Even before the city’s 2014 switch to the Flint River, the high rates provoked protests. In mid-2012, a year before former Flint Emergency Manager Ed Kurtz made the decision to sever longstanding relations with the Detroit water system, the Michigan Court of Appeals dismissed a lawsuit filed by Flint City Council President Scott Kincaid over high rates. At that time residential rates had gone up by 110 percent in less than a year.

The first of the drastic rate hikes went into effect on September 16, 2011. Governor Rick Snyder’s first-appointed emergency manager over Flint, Michael Brown, implemented the second rate hike—a staggering 47 percent increase—on July 1, 2012. The suit by Kincaid called for a restraining order against the implementation of both hikes on the grounds that they violated the city ordinance due to “commingling the revenue generated by the user fees with the city’s general revenue in an investment account.”

In dismissing the case, the appellate judges asserted, “This court also lacks original jurisdiction to enjoin the city from misappropriating revenue generated by user fees for general governmental purposes, should plaintiff be able to prove same.” In other words, even if citizens were being bilked to cover other city costs in violation of city law the court wouldn’t do anything about it.

The appointment of emergency managers was a process designed to run roughshod over existing legal protections. The implementation of rate hikes historically required utilities to make a case before certain regulatory bodies to get them approved. At the same time, emergency management was seen as a means to get around city charters and other local laws, which provided at least a modicum of protection against the outright privatization of public services.

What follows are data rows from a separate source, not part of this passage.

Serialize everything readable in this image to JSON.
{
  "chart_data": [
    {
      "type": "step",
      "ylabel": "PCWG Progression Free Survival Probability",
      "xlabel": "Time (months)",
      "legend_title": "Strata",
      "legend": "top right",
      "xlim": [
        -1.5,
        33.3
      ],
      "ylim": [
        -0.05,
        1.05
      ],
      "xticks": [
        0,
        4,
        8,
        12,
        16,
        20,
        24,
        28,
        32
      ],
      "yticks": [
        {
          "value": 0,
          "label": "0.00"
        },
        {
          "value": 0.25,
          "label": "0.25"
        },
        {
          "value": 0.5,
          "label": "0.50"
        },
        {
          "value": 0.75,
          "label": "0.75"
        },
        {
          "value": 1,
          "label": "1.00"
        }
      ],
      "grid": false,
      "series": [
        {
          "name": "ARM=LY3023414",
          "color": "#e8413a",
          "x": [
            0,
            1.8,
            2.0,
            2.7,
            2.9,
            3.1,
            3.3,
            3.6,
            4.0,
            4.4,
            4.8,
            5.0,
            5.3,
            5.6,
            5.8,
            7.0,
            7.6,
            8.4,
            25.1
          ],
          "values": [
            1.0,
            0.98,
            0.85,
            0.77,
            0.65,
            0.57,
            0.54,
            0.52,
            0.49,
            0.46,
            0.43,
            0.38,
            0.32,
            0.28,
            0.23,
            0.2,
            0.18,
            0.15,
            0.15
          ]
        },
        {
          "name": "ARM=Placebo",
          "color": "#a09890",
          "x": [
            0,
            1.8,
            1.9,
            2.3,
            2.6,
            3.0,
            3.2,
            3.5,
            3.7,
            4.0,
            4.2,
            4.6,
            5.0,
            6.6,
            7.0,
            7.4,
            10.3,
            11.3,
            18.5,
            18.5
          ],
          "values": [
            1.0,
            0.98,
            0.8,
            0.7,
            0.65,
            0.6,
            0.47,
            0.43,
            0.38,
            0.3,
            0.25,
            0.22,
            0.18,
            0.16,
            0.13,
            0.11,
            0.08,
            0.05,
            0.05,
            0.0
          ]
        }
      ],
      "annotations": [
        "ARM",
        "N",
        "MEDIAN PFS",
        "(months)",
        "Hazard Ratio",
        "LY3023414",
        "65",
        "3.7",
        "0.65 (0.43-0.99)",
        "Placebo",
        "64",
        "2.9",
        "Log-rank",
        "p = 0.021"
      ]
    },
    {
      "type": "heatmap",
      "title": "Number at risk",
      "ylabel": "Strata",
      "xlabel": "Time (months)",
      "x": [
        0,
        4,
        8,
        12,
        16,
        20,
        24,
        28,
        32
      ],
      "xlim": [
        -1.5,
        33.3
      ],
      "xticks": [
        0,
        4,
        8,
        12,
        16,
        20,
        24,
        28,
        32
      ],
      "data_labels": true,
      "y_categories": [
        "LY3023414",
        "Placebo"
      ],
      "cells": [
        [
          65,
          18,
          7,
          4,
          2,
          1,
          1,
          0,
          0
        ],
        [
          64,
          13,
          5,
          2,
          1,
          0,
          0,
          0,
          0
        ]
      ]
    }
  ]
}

This week’s Food and Water Watch report pointed out that privatized systems charge on average 58 percent higher rates than publicly owned water systems. “We are seeing a greater trend toward running utilities as business entities,” one of the report’s authors, Mary Grant, told the World Socialist Web Site. “Appointed officials are replacing elected officials who once made decisions based on constituents,” she said.

Rate hikes occurred both in Flint and Detroit, two cities hit hard by deindustrialization and thrown into deep debt due to high foreclosure rates, corporate tax cuts and rising borrowing costs due to financial manipulation by Wall Street and wealthy bondholders. Like Flint, the Detroit Water and Sewerage Department (DWSD), used revenue from water bills to pay budget shortfalls.

By the time of the 2013 Detroit bankruptcy, water rates had been rising by an average of eight percent yearly for over a decade. However, the system, which serves four million customers in Southeast Michigan, bringing in revenues of a billion dollars each month, was seen by Wall Street as the city’s most prized asset—its “crown jewel.”

By March 2014, 1,500 to 3,000 customers were being cut off of water every week to make DWSD more attractive for a takeover by private investors. “It’s interesting that at the same time the mass shutoffs were announced in Detroit, Emergency Manager Kevyn Orr issued an RFP [request for proposal] to find a private buyer for Detroit’s water system,” Grant told the WSWS. “The clearing away of the city’s so-called bad debt was critical to getting regional officials to come back to the table with the proposed regional authority and found the Great Lakes Water Authority.”

The official narrative is that Flint severed its half-century ties with DWSD as a cost-saving measure due to Detroit’s high water rates. But in fact, DWSD offered to sharply reduce rates in order to keep its largest outside customer.

It is likely the decision—instigated by Snyder’s former state treasurer, Andy Dillon, a Democrat, was done for political, not immediate financial, reasons. For one thing, the move withdrew DWSD’s largest outside customer, worsened the financial situation facing Detroit, giving the Snyder administration more ammunition to thrown the city into bankruptcy.

Moreover, the building of a new pipe system to Lake Huron, running virtually parallel with DWSD’s pipeline, would provide Flint with a new source of income to pay off bondholders, as well as politically connected contractors. The new Karegnondi Water Authority (KWA) also promised to provide cheaper, untreated lake water to industrial customers like DTE Energy and General Motors.